ELIZABETH MAIMON, DVM, MPH
A favorite summer pastime for many of us is relaxing by a pool or a lake while unwinding from the day or — better yet — even spending the whole day poolside blissfully relaxed. If your dog is in tow, however, it is essential to stay alert.
Contrary to popular belief, not all dogs enjoy swimming or can swim particularly well. If it seems like your dog does not want to swim, it is important not to force him. If your dog falls in and appears to be struggling, offer a net or an object to help rescue him. Jumping in after him is seldom a good idea. In fact, a safety vest such the canine flotation device, is designed to keep your pet afloat in the water. These vests are adjustable and designed to fit around your pet’s chest. Having a ramp installed in the pool or around the dock may also help your pet exit the water without struggling.
If your furry family member is an avid swimmer who enjoys a refreshing dip, it is important for you and your children to swim at a safe distance to avoid getting scratched or pulled under while swimming. Children who swim alongside one’s dog should always wear a life jacket.
Watch for water-related problems such as ear infections, a dull, dry coat and signs of dehydration. Dehydration can occur quickly — an easy way to check that your dog is not dehydrated is to lift your dog’s lips and look for bright pink and moist gums.
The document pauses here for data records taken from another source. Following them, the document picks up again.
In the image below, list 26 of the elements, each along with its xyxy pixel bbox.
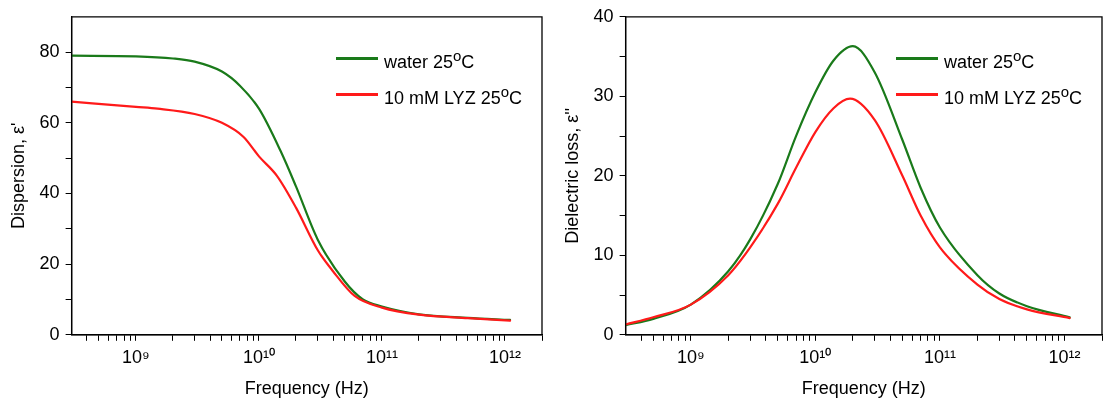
x-tick-label: 10¹⁰ — [242, 346, 275, 367]
y-tick-label: 0 — [603, 323, 614, 344]
x-tick-label: 10¹⁰ — [799, 346, 832, 367]
y-tick-label: 0 — [49, 323, 60, 344]
x-axis-title: Frequency (Hz) — [244, 378, 369, 399]
y-axis-title: Dielectric loss, ε'' — [561, 107, 582, 244]
legend-label: water 25$^{o}$C — [943, 45, 1035, 74]
y-tick-label: 20 — [593, 164, 614, 185]
legend-label: water 25$^{o}$C — [383, 45, 475, 74]
y-axis-title: Dispersion, ε' — [7, 122, 28, 230]
y-tick-label: 60 — [39, 111, 60, 132]
y-tick-label: 80 — [39, 41, 60, 62]
y-tick-label: 10 — [593, 244, 614, 265]
x-tick-label: 10¹¹ — [365, 346, 398, 367]
x-tick-label: 10⁹ — [122, 346, 150, 367]
x-tick-label: 10¹² — [1048, 346, 1081, 367]
y-tick-label: 20 — [39, 253, 60, 274]
legend-label: 10 mM LYZ 25$^{o}$C — [943, 81, 1082, 110]
legend-label: 10 mM LYZ 25$^{o}$C — [383, 81, 522, 110]
y-tick-label: 40 — [39, 182, 60, 203]
x-tick-label: 10⁹ — [676, 346, 705, 367]
x-tick-label: 10¹¹ — [923, 346, 956, 367]
y-tick-label: 30 — [593, 85, 614, 106]
y-tick-label: 40 — [593, 5, 614, 26]
x-axis-title: Frequency (Hz) — [801, 378, 926, 399]
x-tick-label: 10¹² — [488, 346, 521, 367]
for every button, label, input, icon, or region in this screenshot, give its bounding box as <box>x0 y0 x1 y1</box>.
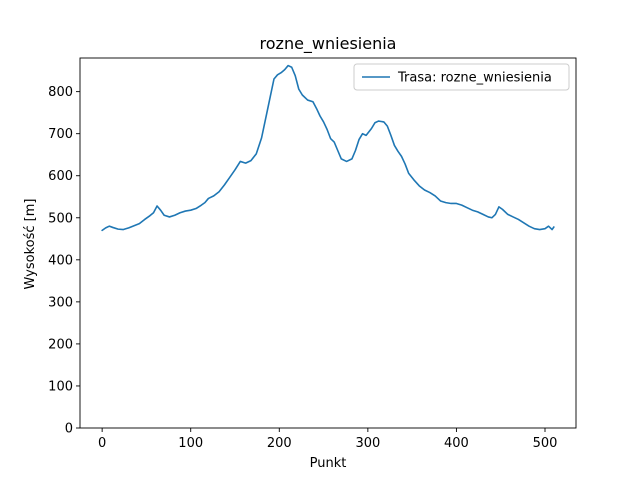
legend-label: Trasa: rozne_wniesienia <box>397 71 552 86</box>
x-tick-label: 300 <box>355 436 380 451</box>
y-tick-label: 200 <box>48 337 73 352</box>
y-tick-label: 500 <box>48 211 73 226</box>
x-tick-label: 200 <box>267 436 292 451</box>
x-tick-label: 500 <box>533 436 558 451</box>
x-axis-label: Punkt <box>310 456 347 471</box>
y-tick-label: 100 <box>48 379 73 394</box>
x-tick-label: 100 <box>178 436 203 451</box>
x-tick-label: 0 <box>98 436 106 451</box>
axes: 0 100 200 300 400 500 0 100 200 300 400 500 600 700 80… <box>48 57 577 451</box>
series-line-0 <box>101 64 555 232</box>
y-tick-label: 400 <box>48 253 73 268</box>
y-tick-label: 0 <box>65 422 73 437</box>
chart-title: rozne_wniesienia <box>260 34 397 54</box>
y-tick-label: 700 <box>48 127 73 142</box>
x-tick-label: 400 <box>444 436 469 451</box>
y-tick-label: 300 <box>48 295 73 310</box>
legend: Trasa: rozne_wniesienia <box>353 63 570 91</box>
legend-box <box>353 63 570 91</box>
y-tick-label: 800 <box>48 85 73 100</box>
plot-area <box>101 64 555 232</box>
y-axis-label: Wysokość [m] <box>23 199 38 290</box>
y-tick-label: 600 <box>48 169 73 184</box>
axes-frame <box>79 57 577 429</box>
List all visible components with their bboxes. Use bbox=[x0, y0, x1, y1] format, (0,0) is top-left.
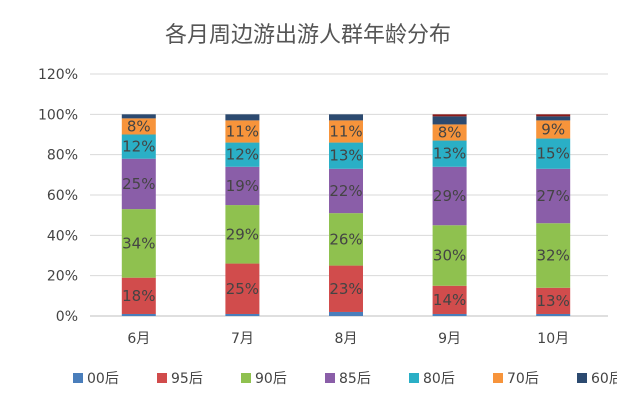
data-label: 12% bbox=[226, 146, 259, 164]
legend-swatch bbox=[577, 373, 587, 383]
data-label: 12% bbox=[122, 138, 155, 156]
legend-swatch bbox=[325, 373, 335, 383]
y-tick-label: 60% bbox=[47, 188, 78, 204]
data-label: 22% bbox=[329, 182, 362, 200]
data-label: 27% bbox=[537, 187, 570, 205]
bar-segment bbox=[121, 118, 156, 135]
legend-label: 95后 bbox=[171, 371, 203, 387]
legend-swatch bbox=[409, 373, 419, 383]
legend-swatch bbox=[157, 373, 167, 383]
data-label: 9% bbox=[541, 120, 565, 138]
bar-segment bbox=[432, 114, 467, 117]
data-label: 32% bbox=[537, 247, 570, 265]
data-label: 13% bbox=[537, 292, 570, 310]
y-tick-label: 80% bbox=[47, 148, 78, 164]
data-label: 13% bbox=[433, 145, 466, 163]
data-label: 34% bbox=[122, 234, 155, 252]
data-label: 26% bbox=[329, 230, 362, 248]
bar-segment bbox=[329, 265, 363, 312]
bar-segment bbox=[225, 142, 260, 167]
legend: 00后95后90后85后80后70后60后60前 bbox=[73, 371, 617, 387]
legend-swatch bbox=[493, 373, 503, 383]
bar-segment bbox=[536, 114, 571, 117]
data-label: 14% bbox=[433, 291, 466, 309]
bar-segment bbox=[432, 285, 467, 314]
x-tick-label: 9月 bbox=[438, 331, 461, 347]
legend-label: 70后 bbox=[507, 371, 539, 387]
data-label: 30% bbox=[433, 247, 466, 265]
bar-segment bbox=[432, 116, 467, 125]
data-label: 15% bbox=[537, 145, 570, 163]
x-tick-label: 7月 bbox=[231, 331, 254, 347]
data-label: 29% bbox=[226, 225, 259, 243]
bar-segment bbox=[329, 120, 363, 143]
x-tick-label: 10月 bbox=[537, 331, 569, 347]
data-label: 19% bbox=[226, 177, 259, 195]
bar-segment bbox=[225, 120, 260, 143]
data-label: 11% bbox=[329, 122, 362, 140]
bar-segment bbox=[225, 313, 260, 316]
bar-segment bbox=[121, 114, 156, 119]
legend-swatch bbox=[241, 373, 251, 383]
data-labels: 18% 34% 25% 12% 8% 25% 29% 19% 12% 11% 23% 26% 22% 13… bbox=[122, 117, 570, 309]
bar-segment bbox=[225, 263, 260, 314]
legend-label: 90后 bbox=[255, 371, 287, 387]
y-tick-label: 40% bbox=[47, 228, 78, 244]
data-label: 8% bbox=[438, 123, 462, 141]
data-label: 29% bbox=[433, 187, 466, 205]
legend-label: 85后 bbox=[339, 371, 371, 387]
bar-segment bbox=[329, 311, 363, 316]
bar-segment bbox=[432, 225, 467, 286]
data-label: 23% bbox=[329, 280, 362, 298]
bar-segment bbox=[536, 116, 571, 121]
bar-segment bbox=[225, 166, 260, 206]
chart-title: 各月周边游出游人群年龄分布 bbox=[165, 23, 451, 48]
legend-label: 80后 bbox=[423, 371, 455, 387]
data-label: 8% bbox=[127, 117, 151, 135]
bar-segment bbox=[121, 134, 156, 159]
data-label: 25% bbox=[226, 280, 259, 298]
y-tick-label: 100% bbox=[38, 107, 78, 123]
bar-segment bbox=[329, 168, 363, 214]
data-label: 25% bbox=[122, 175, 155, 193]
bar-segment bbox=[432, 166, 467, 226]
bar-segment bbox=[121, 158, 156, 210]
bar-segment bbox=[536, 138, 571, 169]
y-axis-ticks: 0% 20% 40% 60% 80% 100% 120% bbox=[38, 67, 78, 325]
y-tick-label: 20% bbox=[47, 269, 78, 285]
bar-segment bbox=[329, 114, 363, 121]
bar-segment bbox=[225, 114, 260, 121]
legend-label: 60后 bbox=[591, 371, 617, 387]
y-tick-label: 120% bbox=[38, 67, 78, 83]
bar-segment bbox=[432, 313, 467, 316]
legend-label: 00后 bbox=[87, 371, 119, 387]
bar-segment bbox=[121, 277, 156, 314]
legend-swatch bbox=[73, 373, 83, 383]
x-tick-label: 8月 bbox=[335, 331, 358, 347]
data-label: 13% bbox=[329, 147, 362, 165]
bar-segment bbox=[121, 313, 156, 316]
bar-segment bbox=[536, 313, 571, 316]
bar-segment bbox=[536, 287, 571, 314]
bar-segment bbox=[121, 209, 156, 278]
bar-segment bbox=[536, 120, 571, 139]
y-tick-label: 0% bbox=[56, 309, 78, 325]
data-label: 11% bbox=[226, 122, 259, 140]
bar-segment bbox=[432, 140, 467, 167]
bar-segment bbox=[536, 168, 571, 224]
x-axis-ticks: 6月 7月 8月 9月 10月 bbox=[127, 331, 569, 347]
bars bbox=[121, 114, 571, 316]
x-tick-label: 6月 bbox=[127, 331, 150, 347]
bar-segment bbox=[225, 205, 260, 264]
bar-segment bbox=[536, 223, 571, 288]
bar-segment bbox=[329, 213, 363, 266]
data-label: 18% bbox=[122, 287, 155, 305]
bar-segment bbox=[432, 124, 467, 141]
bar-segment bbox=[329, 142, 363, 169]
Outdoor exposure to water can change your dog’s vaccination needs. Know your dog’s travel history, disease exposure, age, breed and health status to tailor a vaccination protocol. Pets can contract several contagious water-borne illnesses and intestinal parasites such as Giardia from exposure to outdoor untreated water. For example, leptospirosis, a highly contagious water-borne illness, is preventable through annual inoculations.
Leptospirosis is especially dangerous because of its zoonotic (spreadable from animal to human) potential to people. Animals and people can experience a high fever, liver and kidney diseases, and vomiting and diarrhea.
Also, excessive ingestion of heavily chlorinated pool water, saltwater or stagnant lake water can result in vomiting and diarrhea. You might consider bringing plenty of fresh filtered or bottled water to the pool or lake to avoid intentional ingestion of these and other potentially harmful agents.
Be sure always to have plenty of fresh water available at all times to all pets in the home, year-round. Provide plenty of shade and a cool, dry shelter from the heat and the elements. To avoid burned footpads and heat exhaustion, exercise your pets during the early morning and at dusk when the pavement is cooler and heatstroke is less likely.
When in doubt about future outdoor activity and travel, contact your local veterinary team for additional health, safety and travel tips.